Metadata-Version: 2.4
Name: dora-parquet-recorder
Version: 0.5.0
Summary: A generic, zero-copy data recorder for dora.
Requires-Python: >=3.8
Description-Content-Type: text/markdown
Requires-Dist: dora-rs
Requires-Dist: pyarrow
Requires-Dist: pandas
Requires-Dist: numpy
Requires-Dist: opencv-python

# dora-dataset-record

Node for recording robot datasets in LeRobot format. You can captures synchronized camera feeds and robot poses to create high-quality datasets for imitation learning and robot training.

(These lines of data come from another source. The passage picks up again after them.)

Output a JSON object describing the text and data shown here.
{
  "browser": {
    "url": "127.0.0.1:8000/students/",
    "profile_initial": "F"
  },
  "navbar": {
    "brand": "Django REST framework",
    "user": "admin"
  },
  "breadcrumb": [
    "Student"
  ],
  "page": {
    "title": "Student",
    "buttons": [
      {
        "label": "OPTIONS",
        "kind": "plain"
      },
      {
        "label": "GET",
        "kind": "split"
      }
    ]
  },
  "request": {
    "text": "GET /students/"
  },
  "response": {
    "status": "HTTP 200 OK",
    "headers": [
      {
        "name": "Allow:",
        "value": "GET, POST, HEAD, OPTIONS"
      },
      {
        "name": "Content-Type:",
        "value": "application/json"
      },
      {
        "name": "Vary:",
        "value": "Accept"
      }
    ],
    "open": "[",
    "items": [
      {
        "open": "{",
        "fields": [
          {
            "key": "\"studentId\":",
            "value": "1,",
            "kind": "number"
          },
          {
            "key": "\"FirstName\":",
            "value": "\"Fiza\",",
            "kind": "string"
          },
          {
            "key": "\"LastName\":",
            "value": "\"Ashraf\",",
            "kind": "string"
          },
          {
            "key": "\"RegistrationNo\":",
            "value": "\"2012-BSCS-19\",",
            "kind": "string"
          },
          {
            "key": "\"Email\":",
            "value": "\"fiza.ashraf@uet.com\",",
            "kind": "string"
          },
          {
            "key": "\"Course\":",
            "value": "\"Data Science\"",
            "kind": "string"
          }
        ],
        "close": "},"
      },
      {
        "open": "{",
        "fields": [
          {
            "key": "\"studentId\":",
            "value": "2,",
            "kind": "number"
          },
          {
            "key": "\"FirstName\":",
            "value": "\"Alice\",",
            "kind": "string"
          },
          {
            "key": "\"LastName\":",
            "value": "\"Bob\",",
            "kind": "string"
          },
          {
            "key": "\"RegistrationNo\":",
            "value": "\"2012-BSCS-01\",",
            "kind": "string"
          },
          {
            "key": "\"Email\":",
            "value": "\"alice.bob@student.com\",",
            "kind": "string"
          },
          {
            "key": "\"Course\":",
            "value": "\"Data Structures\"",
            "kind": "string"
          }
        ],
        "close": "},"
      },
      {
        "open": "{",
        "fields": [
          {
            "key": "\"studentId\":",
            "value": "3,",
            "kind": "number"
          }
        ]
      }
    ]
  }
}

- **Robot pose recording** - Capture both state and action data
- **Multi-camera support** - Record from multiple cameras simultaneously
- **LeRobot dataset format (v2.1)** - Direct integration with HuggingFace LeRobot datasets
- **Episode management** - Automatic episode segmentation with reset phases

## Quick Start

### 1. Installation

```bash
# Source your venv
cd dora/node-hub/dora-dataset-record
uv pip install -e .
```

### 2. Usage Guide

Create a dataflow file, see `examples/lerobot-dataset-record/dataset_record.yml`:

```yaml
nodes:
  # Dataset recorder
  - id: dataset_recorder
    build: pip install -e ../../dora-dataset-record
    path: dora-dataset-record
    inputs:
      laptop: laptop_cam/image
      front: front_cam/image
      robot_state: robot_follower/pose
      robot_action: leader_interface/pose
    outputs:
      - text
    env:
      # Required settings
      REPO_ID: "your_username/your_dataset_name"
      SINGLE_TASK: "Pick up the cube and place it in the box"
      ROBOT_TYPE: "your_robot_type"

      # Recording settings
      FPS: "30"
      TOTAL_EPISODES: "50"
      EPISODE_DURATION_S: "60"
      RESET_DURATION_S: "15"

      # Camera configuration
      CAMERA_NAMES: "laptop,front"
      CAMERA_LAPTOP_RESOLUTION: "480,640,3"
      CAMERA_FRONT_RESOLUTION: "480,640,3"

      # Robot configuration
      ROBOT_JOINTS: "joint1,joint2,joint3,joint4,joint5,gripper"

      # Optional settings
      USE_VIDEOS: "true"
      SAVE_AVIF_FRAMES: "true" # This will additionally save frames
      PUSH_TO_HUB: "false"
      PRIVATE: "false"
      TAGS: "robotics,manipulation,imitation_learning"

  # Visualization with rerun
  - id: plot
    build: pip install dora-rerun
    path: dora-rerun
    inputs:
      text: dataset_recorder/text
```

### 3. Start Recording the dataset

```bash
dora build dataset_record.yml
dora run dataset_record.yml
```

The node will send instructions on dora-rerun, about episode starting, reset time, Saving episodes etc.

## Configuration

### Required Environment Variables

| Variable              | Description                  | Example                    |
| --------------------- | ---------------------------- | -------------------------- |
| `REPO_ID`             | HuggingFace dataset repo     | `"username/dataset_name"`  |
| `SINGLE_TASK`         | Task description             | `"Pick and place objects"` |
| `CAMERA_NAMES`        | Comma-separated camera names | `"laptop,front,top"`       |
| `CAMERA_*_RESOLUTION` | Resolution for each camera   | `"480,640,3"`              |
| `ROBOT_JOINTS`        | Comma-separated joint names  | `"joint1,joint2,gripper"`  |

### Optional Settings

| Variable             | Default                                     | Description                                           |
| -------------------- | ------------------------------------------- | ----------------------------------------------------- |
| `FPS`                | `30`                                        | Recording frame rate (match camera fps)               |
| `TOTAL_EPISODES`     | `10`                                        | Number of episodes to record                          |
| `EPISODE_DURATION_S` | `60`                                        | Episode length in seconds                             |
| `RESET_DURATION_S`   | `15`                                        | Break between episodes to reset the environment       |
| `USE_VIDEOS`         | `true`                                      | Encode as MP4 videos, else saves images               |
| `PUSH_TO_HUB`        | `false`                                     | Upload to HuggingFace Hub                             |
| `PRIVATE`            | `false`                                     | Make dataset private                                  |
| `ROOT_PATH`          | `~/.cache/huggingface/lerobot/your_repo_id` | Local storage path where you want to save the dataset |

## License

This project is released under the MIT License.